Question

Which of the following integrals represents the volume of the solid obtained by rotating the region bounded by the curves y = (x - 2)^4 and 8x - y =16 about the line x= 10?
A. Pi integral^4_2 {[10 - (1/8 y + 2)^2] - [10 - (2 + ^4 squareroot y)^2]} dy
B. Pi integral^16_0 {[10 - (1/8 y + 2)] - [10 - (2 + ^4 Squareroot)]}^2 dy
C. Pi integral^4_2 {[10 - (1/8 y + 2)] - [10 - 2 + ^4 squareroot y)]}^2 dy
D.Pi integral^16_0 {[10 - (1/8 y + 2)]^2 - [10 - 2 + ^4 squareroot y)]^2} dy
E. Pi integral^16_0 {[10 - (1/8 y + 2)^2] - [10 - 2 + ^4 squareroot y)^2]} dy
F. Pi integral^4_2 {[10 - (1/8 y + 2)]^2 - [10 - 2 + ^4 squareroot y)]^2} dy

Answer 1

Answer:

$\displaystyle V = \pi \int _0^{16}\left[10-\left(\frac{1}{8}y-2\right)\right] ^2 - \left[10 - \left(2+y^{{}^{1}\!/\!{}_{4}}\right)\right]^2\, dy$

Step-by-step explanation:

We want to find the volume of the solid obtained by rotating the region between the two curves:

$y=(x-2)^4\text{ and } 8x-y=16$

About the line x = 16.

Since our axis of revolution is vertical, we can use the washer method in terms of y.

$\displaystyle V = \pi \int _c^d[R(y)]^2 -[r(y)}]^2\, dy$

Where R(y) is the outer radius and r(y) is the inner radius.

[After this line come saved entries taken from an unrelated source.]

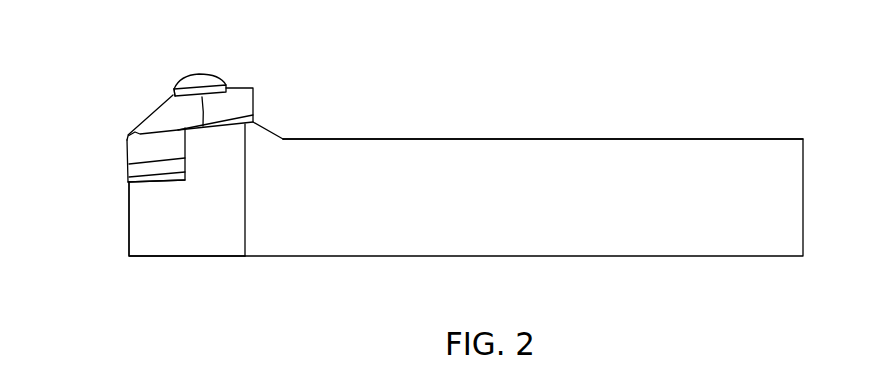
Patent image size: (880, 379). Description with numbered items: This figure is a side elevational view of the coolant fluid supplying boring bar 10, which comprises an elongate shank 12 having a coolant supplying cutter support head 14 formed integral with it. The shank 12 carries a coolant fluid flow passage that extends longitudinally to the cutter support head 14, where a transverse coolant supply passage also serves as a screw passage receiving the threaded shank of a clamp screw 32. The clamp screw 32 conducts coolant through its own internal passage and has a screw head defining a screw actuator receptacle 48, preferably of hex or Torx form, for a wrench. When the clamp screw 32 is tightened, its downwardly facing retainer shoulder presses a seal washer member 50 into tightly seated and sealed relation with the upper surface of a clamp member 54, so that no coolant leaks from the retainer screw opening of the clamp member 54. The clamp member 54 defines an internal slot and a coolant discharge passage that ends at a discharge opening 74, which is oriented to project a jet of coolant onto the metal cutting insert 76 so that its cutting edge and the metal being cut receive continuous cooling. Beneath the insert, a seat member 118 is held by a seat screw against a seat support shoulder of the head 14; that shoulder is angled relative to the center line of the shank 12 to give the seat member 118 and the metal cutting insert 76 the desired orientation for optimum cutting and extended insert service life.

The boring bar 10 is at (443, 131).
The elongate shank 12 is at (545, 138).
The coolant supplying cutter support head 14 is at (162, 228).
The clamp screw 32 is at (224, 78).
The screw actuator receptacle 48 is at (190, 75).
The seal washer member 50 is at (174, 90).
The clamp member 54 is at (251, 100).
The discharge opening 74 is at (170, 116).
The metal cutting insert 76 is at (147, 158).
The seat member 118 is at (131, 173).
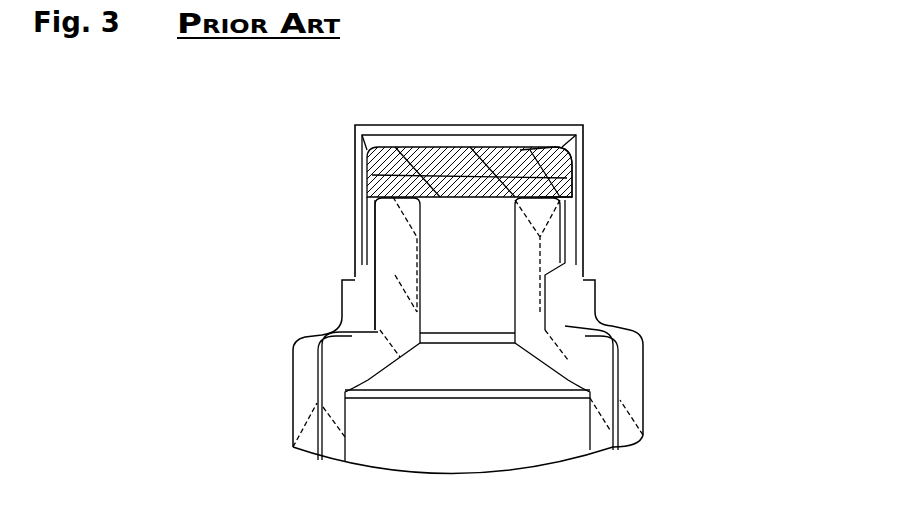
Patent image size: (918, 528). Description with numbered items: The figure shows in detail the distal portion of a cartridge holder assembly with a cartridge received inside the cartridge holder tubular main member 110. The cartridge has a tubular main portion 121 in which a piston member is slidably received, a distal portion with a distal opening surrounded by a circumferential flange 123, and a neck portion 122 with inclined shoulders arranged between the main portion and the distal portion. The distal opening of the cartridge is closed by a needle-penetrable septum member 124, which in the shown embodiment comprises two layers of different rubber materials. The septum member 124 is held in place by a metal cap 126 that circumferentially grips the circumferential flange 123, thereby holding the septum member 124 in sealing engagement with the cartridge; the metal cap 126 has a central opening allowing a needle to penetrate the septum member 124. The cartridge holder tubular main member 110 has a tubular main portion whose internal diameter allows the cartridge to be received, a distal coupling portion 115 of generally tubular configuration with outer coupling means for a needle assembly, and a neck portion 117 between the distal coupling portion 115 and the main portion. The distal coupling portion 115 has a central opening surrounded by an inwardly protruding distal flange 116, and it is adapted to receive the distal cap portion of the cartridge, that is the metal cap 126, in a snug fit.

The cartridge holder tubular main member 110 is at (632, 420).
The distal coupling portion 115 is at (583, 195).
The inwardly protruding distal flange 116 is at (548, 146).
The neck portion 117 is at (617, 322).
The tubular main portion 121 is at (600, 438).
The neck portion 122 is at (587, 363).
The circumferential flange 123 is at (387, 238).
The needle-penetrable septum member 124 is at (445, 148).
The metal cap 126 is at (365, 205).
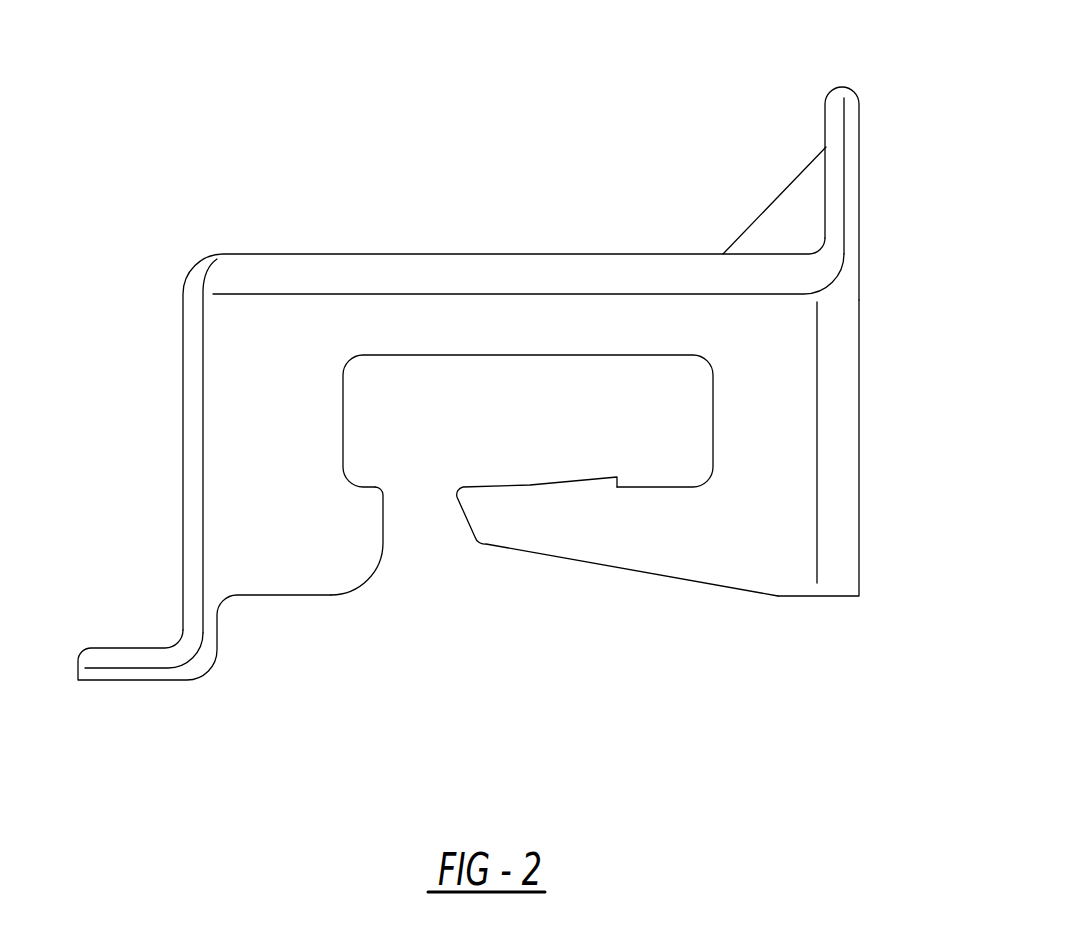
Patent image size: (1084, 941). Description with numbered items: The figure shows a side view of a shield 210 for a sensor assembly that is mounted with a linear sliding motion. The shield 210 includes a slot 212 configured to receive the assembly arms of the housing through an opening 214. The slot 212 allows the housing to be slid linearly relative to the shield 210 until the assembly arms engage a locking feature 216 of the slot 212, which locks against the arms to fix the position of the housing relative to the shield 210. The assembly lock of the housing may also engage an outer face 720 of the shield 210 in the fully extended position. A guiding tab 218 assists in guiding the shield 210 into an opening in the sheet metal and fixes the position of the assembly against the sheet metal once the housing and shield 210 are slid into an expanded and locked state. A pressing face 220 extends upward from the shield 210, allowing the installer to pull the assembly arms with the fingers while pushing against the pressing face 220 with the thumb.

The shield 210 is at (548, 235).
The pressing face 220 is at (833, 120).
The outer face 720 is at (859, 480).
The slot 212 is at (645, 418).
The locking feature 216 is at (602, 490).
The opening 214 is at (415, 526).
The guiding tab 218 is at (112, 659).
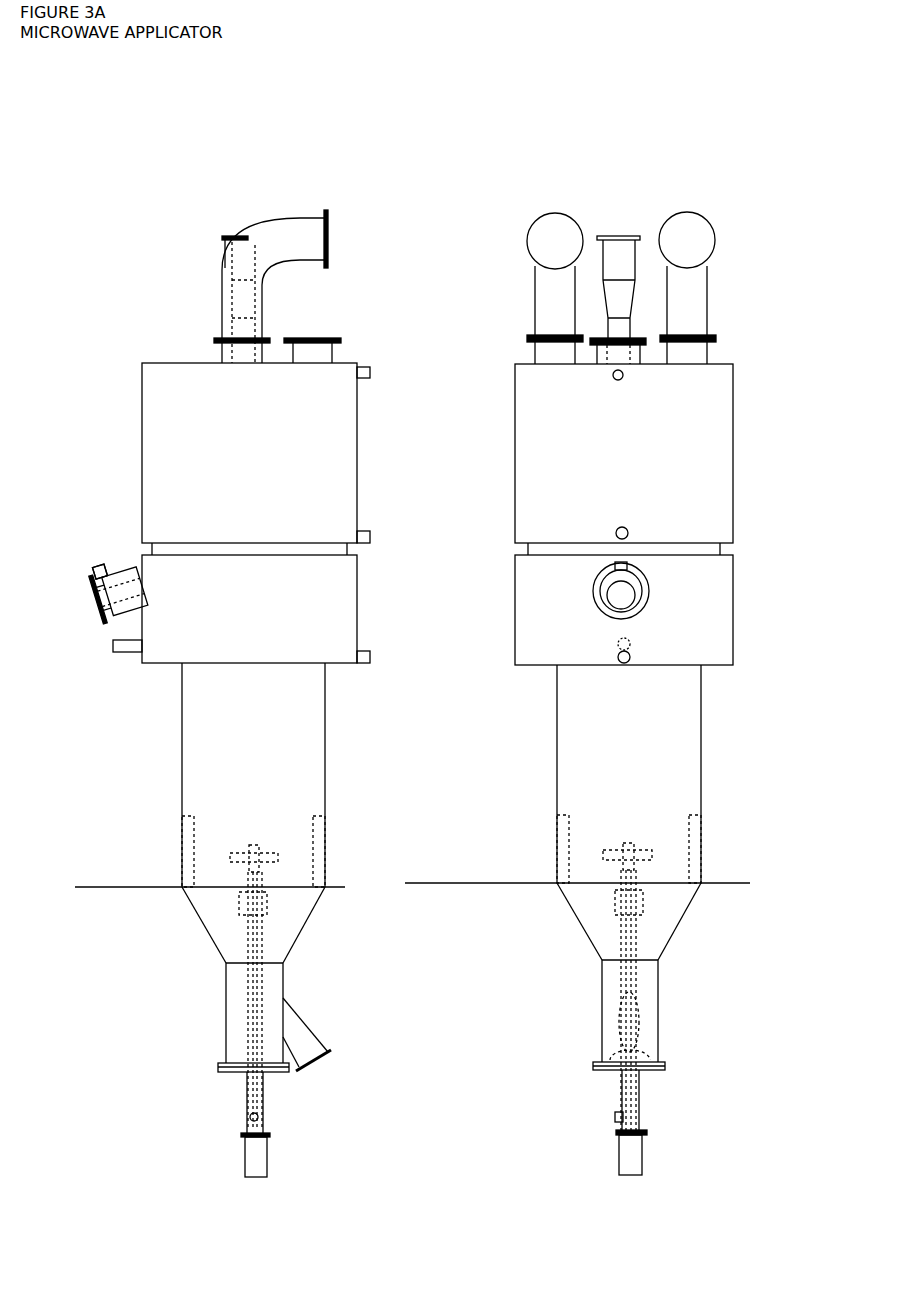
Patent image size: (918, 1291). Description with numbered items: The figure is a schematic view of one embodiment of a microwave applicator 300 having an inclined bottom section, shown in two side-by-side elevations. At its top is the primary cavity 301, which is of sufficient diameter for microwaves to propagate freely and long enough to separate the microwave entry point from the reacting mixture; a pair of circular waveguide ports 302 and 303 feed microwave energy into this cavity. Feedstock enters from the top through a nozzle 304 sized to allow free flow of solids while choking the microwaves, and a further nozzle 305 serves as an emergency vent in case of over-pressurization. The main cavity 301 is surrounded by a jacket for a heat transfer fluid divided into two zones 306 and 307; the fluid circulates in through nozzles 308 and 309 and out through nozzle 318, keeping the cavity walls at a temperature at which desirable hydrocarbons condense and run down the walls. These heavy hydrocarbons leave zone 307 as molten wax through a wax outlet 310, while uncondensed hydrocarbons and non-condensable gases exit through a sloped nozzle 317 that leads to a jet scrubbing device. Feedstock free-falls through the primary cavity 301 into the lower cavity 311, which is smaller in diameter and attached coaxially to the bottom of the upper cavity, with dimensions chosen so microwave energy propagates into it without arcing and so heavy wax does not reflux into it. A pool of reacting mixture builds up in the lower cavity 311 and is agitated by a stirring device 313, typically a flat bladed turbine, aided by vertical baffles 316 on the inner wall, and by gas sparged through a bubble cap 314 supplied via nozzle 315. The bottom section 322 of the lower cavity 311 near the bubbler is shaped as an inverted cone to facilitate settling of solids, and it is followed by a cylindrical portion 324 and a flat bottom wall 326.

The microwave applicator 300 is at (405, 632).
The primary cavity 301 is at (555, 488).
The circular waveguide port 302 is at (556, 262).
The circular waveguide port 303 is at (687, 292).
The nozzle 304 is at (627, 258).
The nozzle 305 is at (312, 346).
The zone 306 is at (358, 425).
The zone 307 is at (358, 595).
The nozzle 308 is at (368, 537).
The nozzle 309 is at (368, 657).
The wax outlet 310 is at (113, 643).
The lower cavity 311 is at (215, 737).
The stirring device 313 is at (232, 855).
The bubble cap 314 is at (268, 905).
The nozzle 315 is at (615, 1117).
The vertical baffles 316 is at (315, 842).
The nozzle 317 is at (97, 604).
The nozzle 318 is at (370, 372).
The bottom section 322 is at (305, 930).
The cylindrical portion 324 is at (226, 990).
The flat bottom wall 326 is at (218, 1063).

First, solve each equation in terms of y:

$\displaystyle x_1 = \frac{1}{8}y+2\text{ and } x_2 = y^{{}^{1}\! /\! {}_{4}}+2$

From the diagram below, we can see that the outer radius R(y) is (10 - x₁) and that the inner radius r(y) is (10 - x₂). The limits of integration will be from y = 0 to y = 16. Substitute:

$\displaystyle V = \pi \int_0^{16}\left[\underbrace{10-\left(\frac{1}{8}y+2\right)}_{R(y)}\right]^2 - \left[\underbrace{10-\left(y^{{}^{1}\!/\!{}_{4}}+2\right)}_{r(y)}\right]^2\, dy$

Thus, our volume is:

$\displaystyle V = \pi \int _0^{16}\left[10-\left(\frac{1}{8}y-2\right)\right] ^2 - \left[10 - \left(2+y^{{}^{1}\!/\!{}_{4}}\right)\right]^2\, dy$

*I labeled the diagram incorrectly. Let R(x) be R(y) and r(x) be r(y).